Character strings that look completely normal when printed to the RStudio console but appear as strange characters when written to csv and opened with excel.
Reproducible example
The following generates the object that appears as the string "a wit"
, then writes it to a csv:
# install.packages("dplyr")
library(dplyr)
serialized_char <- "580a000000030003060200030500000000055554462d380000001000000001000080090000000661c2a0776974"
(string <- serialized_char %>%
{substring(., seq(1, nchar(.), 2), seq(2, nchar(.), 2))} %>%
paste0("0x", .) %>%
as.integer %>%
as.raw %>%
unserialize())
[1] "a wit"
write.csv(string, "myfile.csv", row.names=F)

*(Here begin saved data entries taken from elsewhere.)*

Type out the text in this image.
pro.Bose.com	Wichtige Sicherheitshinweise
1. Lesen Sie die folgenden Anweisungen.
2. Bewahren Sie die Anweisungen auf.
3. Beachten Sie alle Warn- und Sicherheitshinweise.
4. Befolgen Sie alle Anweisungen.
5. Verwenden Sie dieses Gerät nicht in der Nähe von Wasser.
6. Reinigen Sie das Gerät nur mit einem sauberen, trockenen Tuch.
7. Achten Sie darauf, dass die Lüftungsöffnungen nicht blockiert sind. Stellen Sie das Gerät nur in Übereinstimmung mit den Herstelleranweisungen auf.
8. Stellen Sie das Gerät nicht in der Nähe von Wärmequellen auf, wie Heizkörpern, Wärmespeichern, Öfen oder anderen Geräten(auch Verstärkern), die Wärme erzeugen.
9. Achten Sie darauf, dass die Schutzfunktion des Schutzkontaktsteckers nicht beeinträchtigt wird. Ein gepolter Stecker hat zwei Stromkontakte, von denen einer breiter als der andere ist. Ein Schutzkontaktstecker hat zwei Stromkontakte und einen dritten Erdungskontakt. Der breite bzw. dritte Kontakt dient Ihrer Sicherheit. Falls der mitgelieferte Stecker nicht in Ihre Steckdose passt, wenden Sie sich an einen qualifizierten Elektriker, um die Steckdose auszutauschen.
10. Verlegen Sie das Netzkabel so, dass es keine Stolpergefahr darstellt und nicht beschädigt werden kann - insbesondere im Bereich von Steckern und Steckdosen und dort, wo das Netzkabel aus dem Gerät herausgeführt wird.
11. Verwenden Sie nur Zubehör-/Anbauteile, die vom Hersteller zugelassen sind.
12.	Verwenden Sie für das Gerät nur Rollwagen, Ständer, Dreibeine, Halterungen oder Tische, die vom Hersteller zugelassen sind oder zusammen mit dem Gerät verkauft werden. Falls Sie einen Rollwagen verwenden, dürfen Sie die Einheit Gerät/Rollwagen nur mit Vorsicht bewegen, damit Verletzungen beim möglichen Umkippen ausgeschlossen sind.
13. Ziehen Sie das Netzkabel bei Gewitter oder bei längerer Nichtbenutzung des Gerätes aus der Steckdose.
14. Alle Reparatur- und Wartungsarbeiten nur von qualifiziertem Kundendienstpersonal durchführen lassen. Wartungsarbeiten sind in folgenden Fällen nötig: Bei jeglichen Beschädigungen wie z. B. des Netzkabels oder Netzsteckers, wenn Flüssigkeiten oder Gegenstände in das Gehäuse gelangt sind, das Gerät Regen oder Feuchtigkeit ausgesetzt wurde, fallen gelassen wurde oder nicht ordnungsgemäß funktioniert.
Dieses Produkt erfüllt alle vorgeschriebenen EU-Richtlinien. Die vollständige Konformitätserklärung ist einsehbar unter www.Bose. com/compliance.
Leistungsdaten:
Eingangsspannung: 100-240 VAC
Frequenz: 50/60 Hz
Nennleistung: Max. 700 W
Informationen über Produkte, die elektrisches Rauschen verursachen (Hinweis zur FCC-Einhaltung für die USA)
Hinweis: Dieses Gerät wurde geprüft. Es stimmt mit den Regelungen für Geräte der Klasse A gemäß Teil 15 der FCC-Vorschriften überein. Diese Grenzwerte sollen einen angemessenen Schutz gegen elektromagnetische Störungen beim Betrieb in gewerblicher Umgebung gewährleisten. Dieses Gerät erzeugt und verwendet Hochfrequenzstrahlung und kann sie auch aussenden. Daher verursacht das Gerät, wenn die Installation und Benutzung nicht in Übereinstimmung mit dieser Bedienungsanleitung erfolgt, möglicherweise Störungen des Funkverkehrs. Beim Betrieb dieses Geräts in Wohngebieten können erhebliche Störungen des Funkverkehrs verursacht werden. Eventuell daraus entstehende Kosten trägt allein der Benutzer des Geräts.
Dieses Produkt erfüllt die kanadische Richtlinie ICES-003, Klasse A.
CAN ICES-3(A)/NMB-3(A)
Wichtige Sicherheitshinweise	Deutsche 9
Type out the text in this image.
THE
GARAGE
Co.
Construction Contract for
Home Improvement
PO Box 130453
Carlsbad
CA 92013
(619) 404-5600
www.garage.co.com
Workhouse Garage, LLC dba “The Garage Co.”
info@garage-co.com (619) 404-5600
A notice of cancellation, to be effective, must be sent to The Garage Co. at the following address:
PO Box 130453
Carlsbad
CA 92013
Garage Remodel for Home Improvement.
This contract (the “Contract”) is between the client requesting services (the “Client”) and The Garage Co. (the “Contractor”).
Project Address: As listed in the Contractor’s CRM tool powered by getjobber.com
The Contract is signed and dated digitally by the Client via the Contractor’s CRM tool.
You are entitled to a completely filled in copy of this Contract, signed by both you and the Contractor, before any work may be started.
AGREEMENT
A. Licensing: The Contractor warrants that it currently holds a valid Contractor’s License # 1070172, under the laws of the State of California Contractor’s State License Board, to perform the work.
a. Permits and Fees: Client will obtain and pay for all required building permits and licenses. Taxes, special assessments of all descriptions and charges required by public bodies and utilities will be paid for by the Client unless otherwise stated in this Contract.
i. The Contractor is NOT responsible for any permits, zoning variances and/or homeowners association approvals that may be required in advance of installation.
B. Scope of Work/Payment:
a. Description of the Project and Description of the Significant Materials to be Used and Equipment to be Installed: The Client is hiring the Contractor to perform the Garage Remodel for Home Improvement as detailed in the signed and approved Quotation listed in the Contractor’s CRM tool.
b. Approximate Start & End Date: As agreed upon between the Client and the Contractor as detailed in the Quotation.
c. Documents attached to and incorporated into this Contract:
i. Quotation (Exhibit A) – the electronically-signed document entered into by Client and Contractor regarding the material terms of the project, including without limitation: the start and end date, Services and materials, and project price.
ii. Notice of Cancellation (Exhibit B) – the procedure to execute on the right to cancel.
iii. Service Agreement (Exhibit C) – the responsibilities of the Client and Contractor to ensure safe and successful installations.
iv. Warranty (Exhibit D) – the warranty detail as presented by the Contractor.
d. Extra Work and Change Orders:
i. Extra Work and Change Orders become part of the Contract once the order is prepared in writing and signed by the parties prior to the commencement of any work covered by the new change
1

This is what it looks like when written from Mojave (and viewed in excel in OSX Mojave) - contains undesirable characters:
This is when it's written in High Sierra (and viewed in excel in High Sierra) - contains undesirable characters:
When is when written from Windows 10 and viewed in excel on windows 10 (looks good!):
This is when it is written from Mojave, but viewed in excel on Windows 10 - - still contains undesirable characters:
Question
I have a lot of character data of the form above (with characters that looks strange when written to csv and opened in excel) - how can these be cleaned in such a way that the text appears 'normally' in excel.
What I've tried
I have tried 4 things so far
write.csv(string, "myfile.csv", fileEncoding = 'UTF-8')
Encoding(string) <- "latin-1"
Encoding(string) <- "UTF-8"
iconv(string, "UTF-8", "latin1", sub=NA)